Die Risiken beginnen bereits beim exorbitanten Energiehunger der KI, welcher die Kraftwerksemissionen und den Stromverbrauch immer mehr nach oben treibt. Geht die Entwicklung so weiter wie bisher, könnte der Strompreis bald um den Faktor Zehn steigen. Dazu kommen die Müllberge infolge der ständig notwendigen Erneuerung der Server. Prognosen für das Jahr 2030 gehen von einem tausendmal höheren Anfall an Elektronikschrott durch die KI im Vergleich zu 2023 aus.

Darüber hinaus können KI-gesteuerte Sprachmodelle zur zunehmenden Verarmung unserer Sprache führen und damit die Kommunikationsfähigkeit der Menschen beeinträchtigen. Mittlerweile macht sich rund um den Globus ein steriler KI-Stil mit roboterhaftem Unterton breit, der bereits große Teile der wissenschaftlichen Literatur prägt und zu einem gravierenden Verlust an Kreativität und Individualität führen kann.

Parallel dazu erobert die KI das Internet.
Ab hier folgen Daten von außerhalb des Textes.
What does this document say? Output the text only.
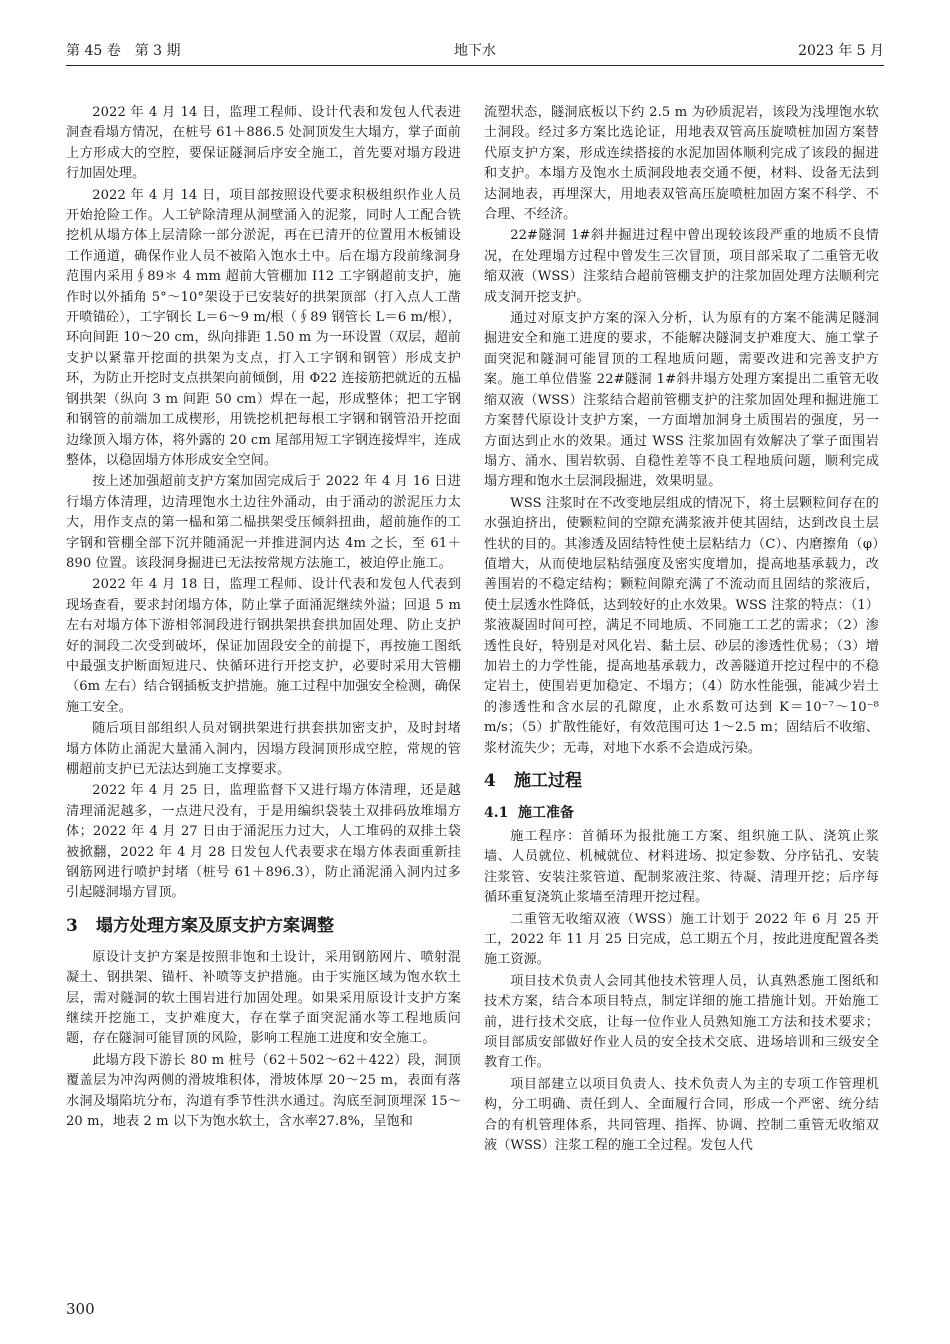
第 45 卷　第 3 期	地下水	2023 年 5 月

2022 年 4 月 14 日，监理工程师、设计代表和发包人代表进洞查看塌方情况，在桩号 61＋886.5 处洞顶发生大塌方，掌子面前上方形成大的空腔，要保证隧洞后序安全施工，首先要对塌方段进行加固处理。

2022 年 4 月 14 日，项目部按照设代要求积极组织作业人员开始抢险工作。人工铲除清理从洞壁涌入的泥浆，同时人工配合铣挖机从塌方体上层清除一部分淤泥，再在已清开的位置用木板铺设工作通道，确保作业人员不被陷入饱水土中。后在塌方段前缘洞身范围内采用∮89＊ 4 mm 超前大管棚加 I12 工字钢超前支护，施作时以外插角 5°～10°架设于已安装好的拱架顶部（打入点人工凿开喷锚砼），工字钢长 L＝6～9 m/根（∮89 钢管长 L＝6 m/根），环向间距 10～20 cm，纵向排距 1.50 m 为一环设置（双层，超前支护以紧靠开挖面的拱架为支点，打入工字钢和钢管）形成支护环，为防止开挖时支点拱架向前倾倒，用 Φ22 连接筋把就近的五榀钢拱架（纵向 3 m 间距 50 cm）焊在一起，形成整体；把工字钢和钢管的前端加工成楔形，用铣挖机把每根工字钢和钢管沿开挖面边缘顶入塌方体，将外露的 20 cm 尾部用短工字钢连接焊牢，连成整体，以稳固塌方体形成安全空间。

按上述加强超前支护方案加固完成后于 2022 年 4 月 16 日进行塌方体清理，边清理饱水土边往外涌动，由于涌动的淤泥压力太大，用作支点的第一榀和第二榀拱架受压倾斜扭曲，超前施作的工字钢和管棚全部下沉并随涌泥一并推进洞内达 4m 之长，至 61＋890 位置。该段洞身掘进已无法按常规方法施工，被迫停止施工。

2022 年 4 月 18 日，监理工程师、设计代表和发包人代表到现场查看，要求封闭塌方体，防止掌子面涌泥继续外溢；回退 5 m 左右对塌方体下游相邻洞段进行钢拱架拱套拱加固处理、防止支护好的洞段二次受到破坏，保证加固段安全的前提下，再按施工图纸中最强支护断面短进尺、快循环进行开挖支护，必要时采用大管棚（6m 左右）结合钢插板支护措施。施工过程中加强安全检测，确保施工安全。

随后项目部组织人员对钢拱架进行拱套拱加密支护，及时封堵塌方体防止涌泥大量涌入洞内，因塌方段洞顶形成空腔，常规的管棚超前支护已无法达到施工支撑要求。

2022 年 4 月 25 日，监理监督下又进行塌方体清理，还是越清理涌泥越多，一点进尺没有，于是用编织袋装土双排码放堆塌方体；2022 年 4 月 27 日由于涌泥压力过大，人工堆码的双排土袋被掀翻，2022 年 4 月 28 日发包人代表要求在塌方体表面重新挂钢筋网进行喷护封堵（桩号 61＋896.3），防止涌泥涌入洞内过多引起隧洞塌方冒顶。

3 塌方处理方案及原支护方案调整

原设计支护方案是按照非饱和土设计，采用钢筋网片、喷射混凝土、钢拱架、锚杆、补喷等支护措施。由于实施区域为饱水软土层，需对隧洞的软土围岩进行加固处理。如果采用原设计支护方案继续开挖施工，支护难度大，存在掌子面突泥涌水等工程地质问题，存在隧洞可能冒顶的风险，影响工程施工进度和安全施工。

此塌方段下游长 80 m 桩号（62＋502～62＋422）段，洞顶覆盖层为冲沟两侧的滑坡堆积体，滑坡体厚 20～25 m，表面有落水洞及塌陷坑分布，沟道有季节性洪水通过。沟底至洞顶埋深 15～20 m，地表 2 m 以下为饱水软土，含水率27.8%，呈饱和

流塑状态，隧洞底板以下约 2.5 m 为砂质泥岩，该段为浅埋饱水软土洞段。经过多方案比选论证，用地表双管高压旋喷桩加固方案替代原支护方案，形成连续搭接的水泥加固体顺利完成了该段的掘进和支护。本塌方及饱水土质洞段地表交通不便，材料、设备无法到达洞地表，再埋深大，用地表双管高压旋喷桩加固方案不科学、不合理、不经济。

22#隧洞 1#斜井掘进过程中曾出现较该段严重的地质不良情况，在处理塌方过程中曾发生三次冒顶，项目部采取了二重管无收缩双液（WSS）注浆结合超前管棚支护的注浆加固处理方法顺利完成支洞开挖支护。

通过对原支护方案的深入分析，认为原有的方案不能满足隧洞掘进安全和施工进度的要求，不能解决隧洞支护难度大、施工掌子面突泥和隧洞可能冒顶的工程地质问题，需要改进和完善支护方案。施工单位借鉴 22#隧洞 1#斜井塌方处理方案提出二重管无收缩双液（WSS）注浆结合超前管棚支护的注浆加固处理和掘进施工方案替代原设计支护方案，一方面增加洞身土质围岩的强度，另一方面达到止水的效果。通过 WSS 注浆加固有效解决了掌子面围岩塌方、涌水、围岩软弱、自稳性差等不良工程地质问题，顺利完成塌方理和饱水土层洞段掘进，效果明显。

WSS 注浆时在不改变地层组成的情况下，将土层颗粒间存在的水强迫挤出，使颗粒间的空隙充满浆液并使其固结，达到改良土层性状的目的。其渗透及固结特性使土层粘结力（C）、内磨擦角（φ）值增大，从而使地层粘结强度及密实度增加，提高地基承载力，改善围岩的不稳定结构；颗粒间隙充满了不流动而且固结的浆液后，使土层透水性降低，达到较好的止水效果。WSS 注浆的特点：（1）浆液凝固时间可控，满足不同地质、不同施工工艺的需求；（2）渗透性良好，特别是对风化岩、黏土层、砂层的渗透性优易；（3）增加岩土的力学性能，提高地基承载力，改善隧道开挖过程中的不稳定岩土，使围岩更加稳定、不塌方；（4）防水性能强，能减少岩土的渗透性和含水层的孔隙度，止水系数可达到 K＝10⁻⁷～10⁻⁸ m/s；（5）扩散性能好，有效范围可达 1～2.5 m；固结后不收缩、浆材流失少；无毒，对地下水系不会造成污染。

4 施工过程
4.1 施工准备

施工程序：首循环为报批施工方案、组织施工队、浇筑止浆墙、人员就位、机械就位、材料进场、拟定参数、分序钻孔、安装注浆管、安装注浆管道、配制浆液注浆、待凝、清理开挖；后序每循环重复浇筑止浆墙至清理开挖过程。

二重管无收缩双液（WSS）施工计划于 2022 年 6 月 25 开工，2022 年 11 月 25 日完成，总工期五个月，按此进度配置各类施工资源。

项目技术负责人会同其他技术管理人员，认真熟悉施工图纸和技术方案，结合本项目特点，制定详细的施工措施计划。开始施工前，进行技术交底，让每一位作业人员熟知施工方法和技术要求；项目部质安部做好作业人员的安全技术交底、进场培训和三级安全教育工作。

项目部建立以项目负责人、技术负责人为主的专项工作管理机构，分工明确、责任到人、全面履行合同，形成一个严密、统分结合的有机管理体系，共同管理、指挥、协调、控制二重管无收缩双液（WSS）注浆工程的施工全过程。发包人代

300
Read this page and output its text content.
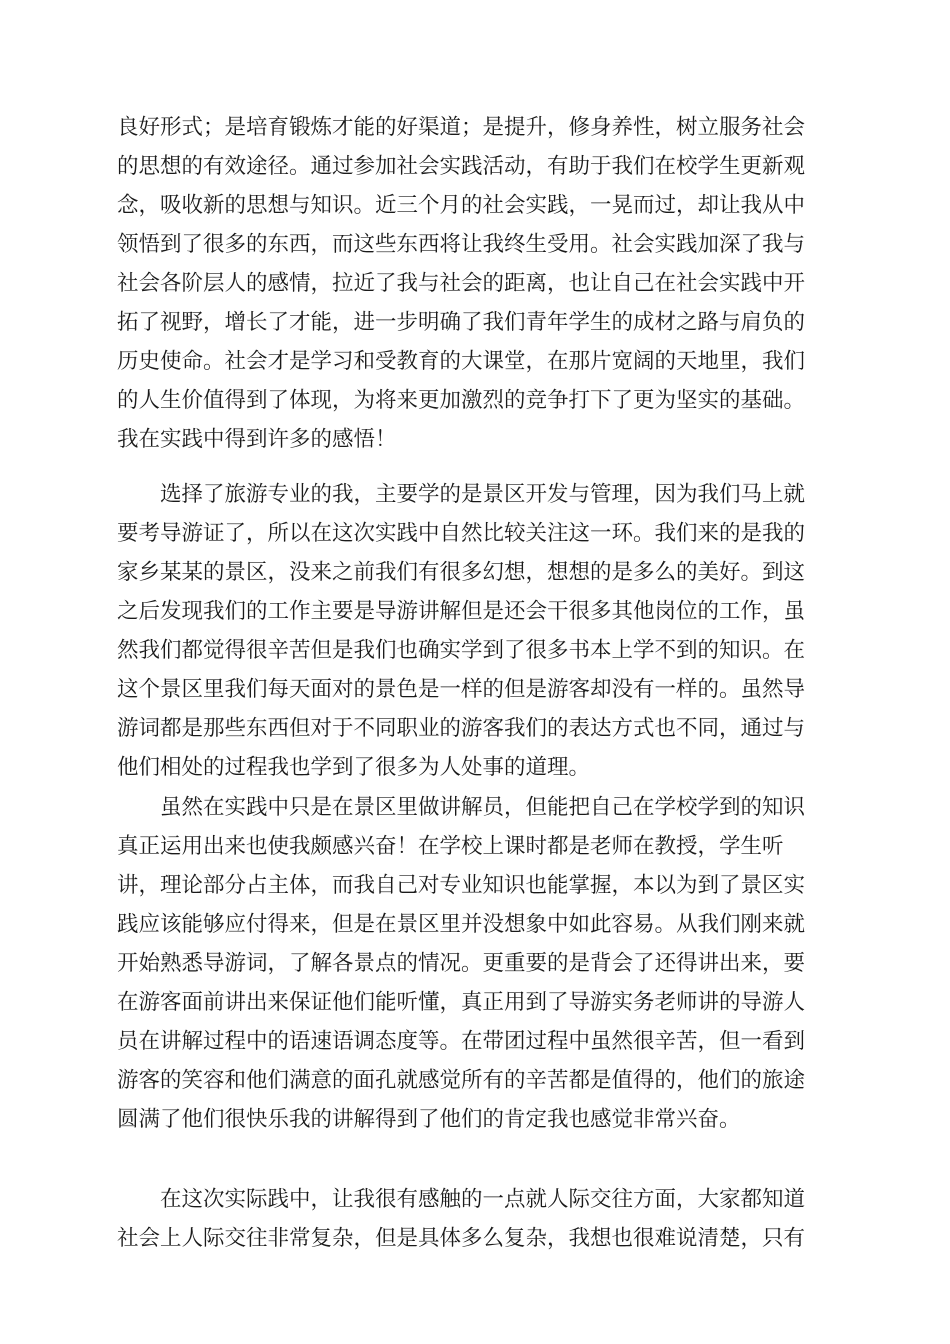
良好形式；是培育锻炼才能的好渠道；是提升，修身养性，树立服务社会
的思想的有效途径。通过参加社会实践活动，有助于我们在校学生更新观
念，吸收新的思想与知识。近三个月的社会实践，一晃而过，却让我从中
领悟到了很多的东西，而这些东西将让我终生受用。社会实践加深了我与
社会各阶层人的感情，拉近了我与社会的距离，也让自己在社会实践中开
拓了视野，增长了才能，进一步明确了我们青年学生的成材之路与肩负的
历史使命。社会才是学习和受教育的大课堂，在那片宽阔的天地里，我们
的人生价值得到了体现，为将来更加激烈的竞争打下了更为坚实的基础。
我在实践中得到许多的感悟！
选择了旅游专业的我，主要学的是景区开发与管理，因为我们马上就
要考导游证了，所以在这次实践中自然比较关注这一环。我们来的是我的
家乡某某的景区，没来之前我们有很多幻想，想想的是多么的美好。到这
之后发现我们的工作主要是导游讲解但是还会干很多其他岗位的工作，虽
然我们都觉得很辛苦但是我们也确实学到了很多书本上学不到的知识。在
这个景区里我们每天面对的景色是一样的但是游客却没有一样的。虽然导
游词都是那些东西但对于不同职业的游客我们的表达方式也不同，通过与
他们相处的过程我也学到了很多为人处事的道理。
虽然在实践中只是在景区里做讲解员，但能把自己在学校学到的知识
真正运用出来也使我颇感兴奋！在学校上课时都是老师在教授，学生听
讲，理论部分占主体，而我自己对专业知识也能掌握，本以为到了景区实
践应该能够应付得来，但是在景区里并没想象中如此容易。从我们刚来就
开始熟悉导游词，了解各景点的情况。更重要的是背会了还得讲出来，要
在游客面前讲出来保证他们能听懂，真正用到了导游实务老师讲的导游人
员在讲解过程中的语速语调态度等。在带团过程中虽然很辛苦，但一看到
游客的笑容和他们满意的面孔就感觉所有的辛苦都是值得的，他们的旅途
圆满了他们很快乐我的讲解得到了他们的肯定我也感觉非常兴奋。
在这次实际践中，让我很有感触的一点就人际交往方面，大家都知道
社会上人际交往非常复杂，但是具体多么复杂，我想也很难说清楚，只有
So verschwinden menschliche Interaktionen aus den sozialen Medien, während Bots, also Computerprogramme zur automatischen Erzeugung von Inhalten, immer größere Bereiche des digitalen Raumes dominieren und dazu übergehen, nur noch miteinander zu kommunizieren.

Gutes Instrument für Despoten
Doch das sind Luxusprobleme im Vergleich zu den übrigen Risiken durch den Siegeszug der KI, wobei hier zwei Hauptszenarien drohen: Zum einen könnte die KI in die Hände der falschen Personen geraten und gezielt missbraucht werden, zum anderen ist es aber auch denkbar, dass sie ganz eigenständig zur Zerstörung der menschlichen Zivilisation schreitet.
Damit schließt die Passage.